Seattle plays to the mindset that an official can’t or won’t call a penalty on every play, regardless if there is one. With ratings down (penalties and length of game being a source of frustration for fans) neither the officials nor the league want to see a call on every snap. There’s a few instances that come to mind; the week 6 Sherman-Jones incident, Sherman brickwalling Powell in week 9, Bobby Wagner hurdling the Cardinals offensive line to block another kick, and Chancellor’s multiple (penalized) attempts at blocking Gano boots. While each one of these is worth looking into on its own, they encompass a larger issue; the Seahawks know they can’t and won’t be penalized on every play. If you’re defending a 1st and goal on four end zone attempts and you interfere all four times, there’s just no way they call it four times in a row. If you’re lining up against a game winning field goal and go over the top of the line every snap, even if the first two are penalized, they can’t call it all night. “They look at it and say, ‘We may get called for one but not 10,’” said former official Mike Pereira.

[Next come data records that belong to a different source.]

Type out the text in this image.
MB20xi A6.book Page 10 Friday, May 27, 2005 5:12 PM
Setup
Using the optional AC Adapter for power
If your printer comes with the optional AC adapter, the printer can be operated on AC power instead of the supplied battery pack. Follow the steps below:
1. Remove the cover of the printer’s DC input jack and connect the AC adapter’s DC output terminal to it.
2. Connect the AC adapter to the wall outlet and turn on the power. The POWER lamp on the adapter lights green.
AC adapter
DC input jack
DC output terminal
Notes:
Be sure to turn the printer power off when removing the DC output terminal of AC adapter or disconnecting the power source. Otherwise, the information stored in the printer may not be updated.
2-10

While the Seahawks push the limits of the officials, don’t get it confused with cheating. Playing to or against the refs is a game inside the game. It’s no different than figuring out where an ump is calling strikes and using that to your advantage. Quarterbacks throw into downfield double coverage all the time knowing a pass interference call is as good as a catch. Aaron Rodgers is a marksman when it comes to snapping the ball while a 12th player has a single cleat still in bounds. It’s up to the refs to make a call and it’s up to the Seahawks to force them to do it. But the NFL is a copycat league, and if you think teams don’t notice what the Seahawks are doing, you’re mistaken. It’s only a matter of time before their tactics are mimicked across the league and NFL officials will have another off-season of meetings and rule changes to address the issue.